PFR has given us reflection since C++14.

I also don't think the Standard Library is particularly well-defined nor well-implemented, as demonstrated by the atrocious compilation times.

It is powerful, but I'm not sure it is a good idea. Other languages have it, and there is lots of experience in all the ways things go wrong in the real world. I'm inclined to say you should hand write this code because eventually you will discover something weird anyway.
Can you give an example of a language ecosystem that went with reflection-based JSON serialization/deserialization and then went on to regret it? I can't think of any, and don't agree with your conclusion. It works great, and manually writing serialization and matching deserialization code is terrible, annoying, error-prone work.
I disagree. Rust's defacto default is serde, golang comes with batteries included, dotnet/java have had it for _years_, and all the dynamic languages do it.
I think this is a very bad take -- once you write it by hand you have to manually keep it in sync with the actual struct and ensure you made no mistakes.

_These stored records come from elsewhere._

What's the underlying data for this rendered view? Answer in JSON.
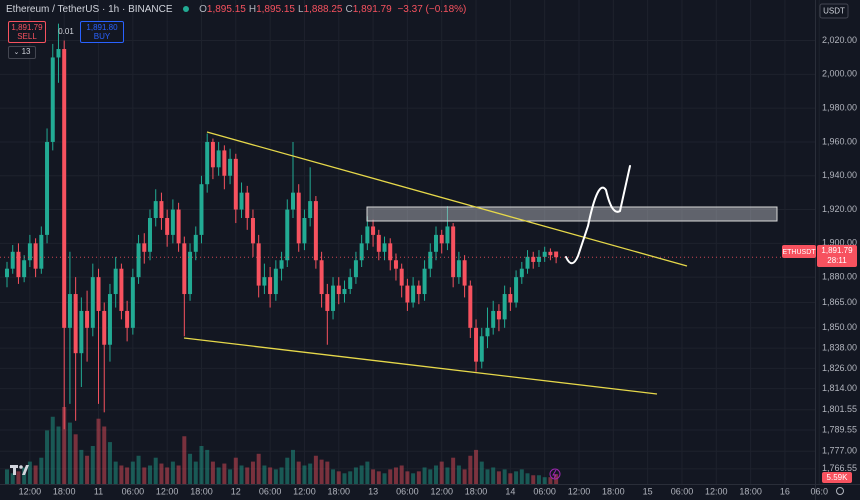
{
  "chart_data": {
    "type": "candlestick",
    "title": "Ethereum / TetherUS · 1h · BINANCE",
    "ohlc": [
      {
        "label": "O",
        "value": "1,895.15"
      },
      {
        "label": "H",
        "value": "1,895.15"
      },
      {
        "label": "L",
        "value": "1,888.25"
      },
      {
        "label": "C",
        "value": "1,891.79"
      }
    ],
    "change": "−3.37 (−0.18%)",
    "sell_price": "1,891.79",
    "sell_label": "SELL",
    "quantity": "0.01",
    "buy_price": "1,891.80",
    "buy_label": "BUY",
    "indicator_count": "13",
    "currency": "USDT",
    "symbol_tag": "ETHUSDT",
    "last_price": "1,891.79",
    "countdown": "28:11",
    "volume_label": "5.59K",
    "up_color": "#22ab94",
    "down_color": "#f7525f",
    "grid": true,
    "ylim": [
      1757,
      2044
    ],
    "yticks": [
      {
        "value": 2020,
        "label": "2,020.00"
      },
      {
        "value": 2000,
        "label": "2,000.00"
      },
      {
        "value": 1980,
        "label": "1,980.00"
      },
      {
        "value": 1960,
        "label": "1,960.00"
      },
      {
        "value": 1940,
        "label": "1,940.00"
      },
      {
        "value": 1920,
        "label": "1,920.00"
      },
      {
        "value": 1900,
        "label": "1,900.00"
      },
      {
        "value": 1880,
        "label": "1,880.00"
      },
      {
        "value": 1865,
        "label": "1,865.00"
      },
      {
        "value": 1850,
        "label": "1,850.00"
      },
      {
        "value": 1838,
        "label": "1,838.00"
      },
      {
        "value": 1826,
        "label": "1,826.00"
      },
      {
        "value": 1814,
        "label": "1,814.00"
      },
      {
        "value": 1801.55,
        "label": "1,801.55"
      },
      {
        "value": 1789.55,
        "label": "1,789.55"
      },
      {
        "value": 1777,
        "label": "1,777.00"
      },
      {
        "value": 1766.55,
        "label": "1,766.55"
      }
    ],
    "categories": [
      null,
      null,
      null,
      null,
      "12:00",
      null,
      null,
      null,
      null,
      null,
      "18:00",
      null,
      null,
      null,
      null,
      null,
      "11",
      null,
      null,
      null,
      null,
      null,
      "06:00",
      null,
      null,
      null,
      null,
      null,
      "12:00",
      null,
      null,
      null,
      null,
      null,
      "18:00",
      null,
      null,
      null,
      null,
      null,
      "12",
      null,
      null,
      null,
      null,
      null,
      "06:00",
      null,
      null,
      null,
      null,
      null,
      "12:00",
      null,
      null,
      null,
      null,
      null,
      "18:00",
      null,
      null,
      null,
      null,
      null,
      "13",
      null,
      null,
      null,
      null,
      null,
      "06:00",
      null,
      null,
      null,
      null,
      null,
      "12:00",
      null,
      null,
      null,
      null,
      null,
      "18:00",
      null,
      null,
      null,
      null,
      null,
      "14",
      null,
      null,
      null,
      null,
      null,
      "06:00",
      null,
      null,
      null,
      null,
      null,
      "12:00",
      null,
      null,
      null,
      null,
      null,
      "18:00",
      null,
      null,
      null,
      null,
      null,
      "15",
      null,
      null,
      null,
      null,
      null,
      "06:00",
      null,
      null,
      null,
      null,
      null,
      "12:00",
      null,
      null,
      null,
      null,
      null,
      "18:00",
      null,
      null,
      null,
      null,
      null,
      "16",
      null,
      null,
      null,
      null,
      null,
      "06:0"
    ],
    "open": [
      1880,
      1885,
      1895,
      1880,
      1890,
      1900,
      1885,
      1905,
      1960,
      2010,
      2015,
      1850,
      1870,
      1835,
      1860,
      1850,
      1880,
      1860,
      1840,
      1870,
      1885,
      1860,
      1850,
      1880,
      1900,
      1895,
      1915,
      1925,
      1915,
      1905,
      1920,
      1900,
      1870,
      1895,
      1905,
      1935,
      1960,
      1945,
      1955,
      1940,
      1950,
      1920,
      1930,
      1915,
      1900,
      1875,
      1880,
      1870,
      1885,
      1890,
      1920,
      1930,
      1900,
      1915,
      1925,
      1890,
      1870,
      1860,
      1875,
      1870,
      1873,
      1880,
      1890,
      1900,
      1910,
      1905,
      1895,
      1900,
      1890,
      1885,
      1875,
      1865,
      1875,
      1870,
      1885,
      1895,
      1905,
      1900,
      1910,
      1880,
      1890,
      1875,
      1850,
      1830,
      1845,
      1850,
      1860,
      1855,
      1870,
      1865,
      1880,
      1885,
      1892,
      1889,
      1892,
      1895,
      1895.15,
      null,
      null,
      null,
      null,
      null,
      null,
      null,
      null,
      null,
      null,
      null,
      null,
      null,
      null,
      null,
      null,
      null,
      null,
      null,
      null,
      null,
      null,
      null,
      null,
      null,
      null,
      null,
      null,
      null,
      null,
      null,
      null,
      null,
      null,
      null,
      null,
      null,
      null,
      null,
      null,
      null,
      null,
      null,
      null,
      null,
      null
    ],
    "high": [
      1889,
      1899,
      1900,
      1893,
      1905,
      1903,
      1910,
      1968,
      2018,
      2030,
      2020,
      1895,
      1880,
      1868,
      1872,
      1888,
      1885,
      1865,
      1876,
      1892,
      1888,
      1866,
      1885,
      1905,
      1906,
      1920,
      1932,
      1930,
      1920,
      1926,
      1924,
      1904,
      1900,
      1910,
      1940,
      1965,
      1962,
      1960,
      1958,
      1956,
      1953,
      1936,
      1934,
      1920,
      1905,
      1888,
      1886,
      1890,
      1895,
      1926,
      1960,
      1935,
      1920,
      1945,
      1928,
      1895,
      1876,
      1880,
      1880,
      1878,
      1885,
      1895,
      1905,
      1916,
      1914,
      1908,
      1904,
      1903,
      1894,
      1888,
      1879,
      1880,
      1878,
      1890,
      1900,
      1910,
      1908,
      1922,
      1912,
      1895,
      1893,
      1878,
      1855,
      1850,
      1862,
      1866,
      1864,
      1875,
      1874,
      1884,
      1889,
      1896,
      1895,
      1896,
      1898,
      1897,
      1895.15,
      null,
      null,
      null,
      null,
      null,
      null,
      null,
      null,
      null,
      null,
      null,
      null,
      null,
      null,
      null,
      null,
      null,
      null,
      null,
      null,
      null,
      null,
      null,
      null,
      null,
      null,
      null,
      null,
      null,
      null,
      null,
      null,
      null,
      null,
      null,
      null,
      null,
      null,
      null,
      null,
      null,
      null,
      null,
      null,
      null,
      null
    ],
    "low": [
      1874,
      1882,
      1876,
      1877,
      1886,
      1880,
      1882,
      1900,
      1955,
      1995,
      1790,
      1805,
      1795,
      1815,
      1830,
      1845,
      1805,
      1800,
      1830,
      1862,
      1855,
      1842,
      1846,
      1876,
      1888,
      1890,
      1910,
      1908,
      1898,
      1900,
      1895,
      1845,
      1866,
      1890,
      1900,
      1930,
      1938,
      1940,
      1932,
      1935,
      1912,
      1915,
      1908,
      1892,
      1868,
      1870,
      1862,
      1866,
      1878,
      1886,
      1915,
      1895,
      1896,
      1910,
      1885,
      1862,
      1840,
      1855,
      1864,
      1865,
      1870,
      1876,
      1886,
      1896,
      1898,
      1890,
      1890,
      1884,
      1878,
      1868,
      1860,
      1862,
      1864,
      1866,
      1880,
      1890,
      1894,
      1896,
      1874,
      1876,
      1868,
      1844,
      1824,
      1826,
      1838,
      1846,
      1848,
      1850,
      1860,
      1862,
      1876,
      1882,
      1885,
      1886,
      1889,
      1890,
      1888.25,
      null,
      null,
      null,
      null,
      null,
      null,
      null,
      null,
      null,
      null,
      null,
      null,
      null,
      null,
      null,
      null,
      null,
      null,
      null,
      null,
      null,
      null,
      null,
      null,
      null,
      null,
      null,
      null,
      null,
      null,
      null,
      null,
      null,
      null,
      null,
      null,
      null,
      null,
      null,
      null,
      null,
      null,
      null,
      null,
      null,
      null
    ],
    "close": [
      1885,
      1895,
      1880,
      1890,
      1900,
      1885,
      1905,
      1960,
      2010,
      2015,
      1850,
      1870,
      1835,
      1860,
      1850,
      1880,
      1860,
      1840,
      1870,
      1885,
      1860,
      1850,
      1880,
      1900,
      1895,
      1915,
      1925,
      1915,
      1905,
      1920,
      1900,
      1870,
      1895,
      1905,
      1935,
      1960,
      1945,
      1955,
      1940,
      1950,
      1920,
      1930,
      1915,
      1900,
      1875,
      1880,
      1870,
      1885,
      1890,
      1920,
      1930,
      1900,
      1915,
      1925,
      1890,
      1870,
      1860,
      1875,
      1870,
      1873,
      1880,
      1890,
      1900,
      1910,
      1905,
      1895,
      1900,
      1890,
      1885,
      1875,
      1865,
      1875,
      1870,
      1885,
      1895,
      1905,
      1900,
      1910,
      1880,
      1890,
      1875,
      1850,
      1830,
      1845,
      1850,
      1860,
      1855,
      1870,
      1865,
      1880,
      1885,
      1892,
      1889,
      1892,
      1895,
      1893,
      1891.79,
      null,
      null,
      null,
      null,
      null,
      null,
      null,
      null,
      null,
      null,
      null,
      null,
      null,
      null,
      null,
      null,
      null,
      null,
      null,
      null,
      null,
      null,
      null,
      null,
      null,
      null,
      null,
      null,
      null,
      null,
      null,
      null,
      null,
      null,
      null,
      null,
      null,
      null,
      null,
      null,
      null,
      null,
      null,
      null,
      null,
      null
    ],
    "volume": [
      8,
      6,
      7,
      9,
      12,
      10,
      14,
      28,
      35,
      30,
      40,
      32,
      26,
      18,
      15,
      20,
      34,
      30,
      22,
      12,
      10,
      9,
      12,
      15,
      9,
      10,
      14,
      11,
      9,
      12,
      10,
      25,
      16,
      12,
      20,
      18,
      12,
      9,
      11,
      8,
      14,
      10,
      9,
      12,
      16,
      10,
      9,
      8,
      9,
      14,
      18,
      12,
      10,
      11,
      15,
      13,
      12,
      8,
      7,
      6,
      7,
      9,
      10,
      12,
      8,
      7,
      6,
      8,
      9,
      10,
      7,
      6,
      7,
      9,
      8,
      10,
      12,
      9,
      14,
      10,
      8,
      15,
      18,
      12,
      8,
      9,
      7,
      8,
      6,
      7,
      8,
      6,
      5,
      5,
      4,
      4,
      5.59,
      null,
      null,
      null,
      null,
      null,
      null,
      null,
      null,
      null,
      null,
      null,
      null,
      null,
      null,
      null,
      null,
      null,
      null,
      null,
      null,
      null,
      null,
      null,
      null,
      null,
      null,
      null,
      null,
      null,
      null,
      null,
      null,
      null,
      null,
      null,
      null,
      null,
      null,
      null,
      null,
      null,
      null,
      null,
      null,
      null,
      null
    ]
  }
}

Reflection guarantees 1-1 future-proof mapping with the actual C++ struct, avoids boilerplate, and ensures that the serialization logic is correct.
The protocol is important though, not the internal structure. When you only have exactly one version of a program talking to the same version of itself you don't care. However when you are mixing versions or worse programming language (and thus can't mix structs which are implementation details of your language) the protocol is what matters.

That is if you are worried about doing this by hand reflection is not the answer, something like protobuf where your data structures are generated is the answer.

I completely understand your point. Then again you might be able to use reflection to verify that your manually rolled implementation actually serializes all fields.
It comes up pretty frequently in java. Serialization/Deserialization, adding capabilities based on type, Adding new capabilities to a type, general tuning (for example, adding a timing or logging call onto methods).

Almost all the Java web frameworks are giant balls of reflection. Name a function the right way or add the right magic annotation and the framework will autowire it correctly.

It's a pretty powerful tool. (IDK if C++'s reflection is as capable, but this is what was enabled by java's reflection).

Java reflection is another beast altogether as it is runtime reflection. C++26 reflection is purely compile-time, which not only means it adds zero runtime cost, but also prevents those kind-of-insane use cases you see in Java and C#.
I think C++ devs have to eventually update their knowledge how Java and .NET work when talking about reflection.

Yes, originally they only supported runtime reflection.

Nowadays they have compile time tooling as well, via plugins, annotation processors, and code generators.

Which is exactly how you can have a Spring like frameworks that do all the AOP magic at compile time, for native code with GraalVM or OpenJ9, like Quarkus or Micronaut.

> Almost all the Java web frameworks are giant balls of reflection. Name a function the right way or add the right magic annotation and the framework will autowire it correctly.

I find this to be very powerful, and also very unintuitive/undiscoverable at the same time.

Initially, but it very quickly becomes discoverable once you are familiar with how things are working.

Most frameworks in Java are very similar. The ones that aren't are effectively doing what "expressjs" does in terms of setup, which is still pretty discoverable.

Most java frameworks rely on annotations rather than naming schemes which makes everything a lot easier to grok.

Reflection is simply a syntax vinegar for duck typing.
Anybody the derive traits rust has are a good demo.
I mean a readable implementation of tuple with minimal overhead is a great case for me (went from around 1.6k lines to approximately 250 lines). I wrote an implementation including the normally difficult to implement tuple_cat based on c++26 within a few hours.

My favorite thing is that I will get to remove and replace most of the cryptic template recursion stuff I have with "template for" and maybe a bit of reflection. Debugging the unrolled stuff will be a joy in comparison.